Les États disposent d’outils permettant d’éviter ou d’adoucir un bail-in : la recapitalisation préventive (voir Pour en savoir plus) et la possibilité de réclamer que certains passifs échappent au bail-in en raison des conséquences systémiques que cela entraînerait. Pensez-vous que les États qui ont les moyens d’aider leurs banques vont recourir à ces outils et batailler pour éviter le bail-in ?

L’élaboration de BRRD [1] a commencé mi-2012. L’essentiel de cette directive a commencé à s’appliquer à partir du 1er janvier 2015. Le bail-in est entré en vigueur le 1er janvier 2016 et il s’accompagne d’un certain nombre de flexibilités. Par exemple, il est possible, comme vous le mentionnez, d’exempter certaines dettes du bail-in afin d’éviter le risque de contagion, c’est-à-dire afin de protéger la stabilité financière.

Il y a aussi, bien sûr, des sauvegardes pour assurer que ce sont bien les actionnaires et les créanciers qui assument les coûts de la faillite. Par exemple, les fonds de résolution nationaux et, dans le cas de la zone euro, le Fonds de résolution unique (FRU) ne peuvent venir en aide à l’établissement que si 8 % du passif est absorbé en interne.

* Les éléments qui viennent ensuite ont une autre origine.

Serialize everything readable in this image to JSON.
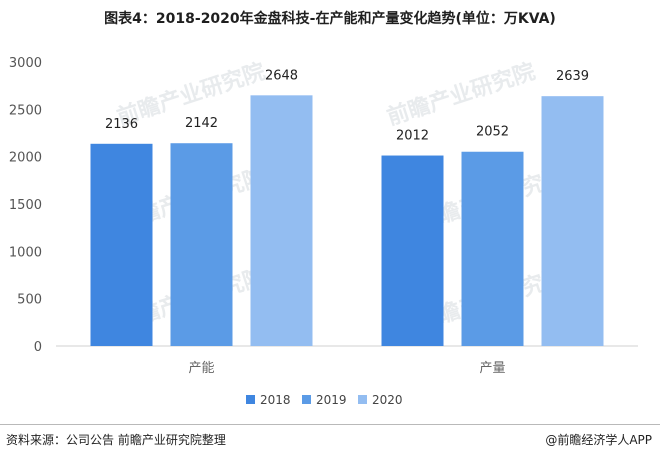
{
  "title": "图表4：2018-2020年金盘科技-在产能和产量变化趋势(单位：万KVA)",
  "source": "资料来源：公司公告 前瞻产业研究院整理",
  "credit": "@前瞻经济学人APP",
  "watermark": "前瞻产业研究院",
  "colors": {
    "2018": "#3f86e0",
    "2019": "#5b9be6",
    "2020": "#93bdf1"
  },
  "chart_data": {
    "type": "bar",
    "categories": [
      "产能",
      "产量"
    ],
    "series": [
      {
        "name": "2018",
        "values": [
          2136,
          2012
        ]
      },
      {
        "name": "2019",
        "values": [
          2142,
          2052
        ]
      },
      {
        "name": "2020",
        "values": [
          2648,
          2639
        ]
      }
    ],
    "ylim": [
      0,
      3000
    ],
    "yticks": [
      0,
      500,
      1000,
      1500,
      2000,
      2500,
      3000
    ],
    "legend": "bottom",
    "grid": false
  }
}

De notre point de vue, les flexibilités sont suffisantes. Certes, le 1er janvier 2016 constitue un défi : le bail-in et la règle des 8 % existent, alors que le MREL [2] n’est pas encore mis en place. Pendant cette période de transition, certaines banques sont certes encore fragiles, mais nous devons relever ce défi afin d’éviter, autant que faire se peut, le renflouement des banques par les contribuables.

Les flexibilités de BRRD seront-elles plus facilement mises en œuvre pendant la période de transition ? Et seront-elles utilisées pour que le bail-in ne touche pas les déposants ?

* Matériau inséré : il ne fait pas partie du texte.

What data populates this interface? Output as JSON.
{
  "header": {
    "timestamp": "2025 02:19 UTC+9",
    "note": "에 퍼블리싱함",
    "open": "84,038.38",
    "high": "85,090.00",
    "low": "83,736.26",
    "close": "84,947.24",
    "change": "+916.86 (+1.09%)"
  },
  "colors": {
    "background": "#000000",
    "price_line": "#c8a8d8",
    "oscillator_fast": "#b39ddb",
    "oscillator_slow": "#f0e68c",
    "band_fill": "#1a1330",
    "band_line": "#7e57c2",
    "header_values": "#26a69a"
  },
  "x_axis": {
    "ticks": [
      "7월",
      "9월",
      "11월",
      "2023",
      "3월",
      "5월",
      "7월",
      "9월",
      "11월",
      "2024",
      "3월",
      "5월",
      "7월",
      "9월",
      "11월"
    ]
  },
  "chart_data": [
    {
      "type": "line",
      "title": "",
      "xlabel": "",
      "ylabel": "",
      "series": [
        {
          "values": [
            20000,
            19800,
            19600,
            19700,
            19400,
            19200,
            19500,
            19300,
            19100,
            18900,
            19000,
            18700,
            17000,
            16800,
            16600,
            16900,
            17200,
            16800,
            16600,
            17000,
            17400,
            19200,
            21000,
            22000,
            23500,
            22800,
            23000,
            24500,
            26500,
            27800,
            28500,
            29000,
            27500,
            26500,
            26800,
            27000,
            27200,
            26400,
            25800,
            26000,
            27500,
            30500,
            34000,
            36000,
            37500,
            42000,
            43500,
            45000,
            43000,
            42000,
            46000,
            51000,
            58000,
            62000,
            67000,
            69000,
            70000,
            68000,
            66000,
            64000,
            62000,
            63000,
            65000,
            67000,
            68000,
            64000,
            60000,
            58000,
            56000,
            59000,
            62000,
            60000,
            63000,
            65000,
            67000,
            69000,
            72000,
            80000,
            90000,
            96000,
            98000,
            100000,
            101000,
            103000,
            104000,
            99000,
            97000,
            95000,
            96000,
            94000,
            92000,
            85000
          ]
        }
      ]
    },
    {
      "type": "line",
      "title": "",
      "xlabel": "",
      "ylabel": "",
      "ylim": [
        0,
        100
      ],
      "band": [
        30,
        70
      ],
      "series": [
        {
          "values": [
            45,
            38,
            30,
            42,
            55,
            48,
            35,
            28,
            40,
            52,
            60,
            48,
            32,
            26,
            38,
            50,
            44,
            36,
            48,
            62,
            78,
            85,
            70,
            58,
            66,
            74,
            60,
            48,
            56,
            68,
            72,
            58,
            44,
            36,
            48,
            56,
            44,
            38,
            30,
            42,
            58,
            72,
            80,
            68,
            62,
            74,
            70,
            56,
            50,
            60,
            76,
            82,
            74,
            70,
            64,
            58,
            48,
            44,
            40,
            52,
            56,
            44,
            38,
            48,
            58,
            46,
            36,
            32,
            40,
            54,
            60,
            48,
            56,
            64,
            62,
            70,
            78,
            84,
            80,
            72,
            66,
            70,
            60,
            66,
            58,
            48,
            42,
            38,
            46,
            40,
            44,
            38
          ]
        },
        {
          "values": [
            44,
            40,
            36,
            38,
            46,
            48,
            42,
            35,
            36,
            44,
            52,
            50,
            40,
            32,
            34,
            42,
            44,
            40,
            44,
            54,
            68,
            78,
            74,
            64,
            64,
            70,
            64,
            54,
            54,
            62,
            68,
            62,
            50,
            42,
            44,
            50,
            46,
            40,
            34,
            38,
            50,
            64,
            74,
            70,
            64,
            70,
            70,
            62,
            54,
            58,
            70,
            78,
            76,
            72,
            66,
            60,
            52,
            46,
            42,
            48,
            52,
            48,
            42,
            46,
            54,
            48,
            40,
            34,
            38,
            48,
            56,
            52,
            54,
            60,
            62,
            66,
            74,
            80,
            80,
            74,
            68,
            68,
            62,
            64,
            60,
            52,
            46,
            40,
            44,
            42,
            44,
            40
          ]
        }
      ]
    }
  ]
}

La période de transition que nous traversons, en attendant que le MREL soit élaboré et respecté par toutes les banques, ne justifie pas une activation automatique des flexibilités. Toutefois, il est possible que la fragilité d’un secteur économique national, par exemple, donne plus d’arguments aux autorités d’un pays pour justifier les risques de contagion encourus en cas de bail-in de dettes bancaires telles que les dépôts. Effectivement, en période de transition, il pourrait exister plus de risques de contagion, et donc plus d’arguments permettant d’utiliser les possibilités d’exemption prévues par BRRD.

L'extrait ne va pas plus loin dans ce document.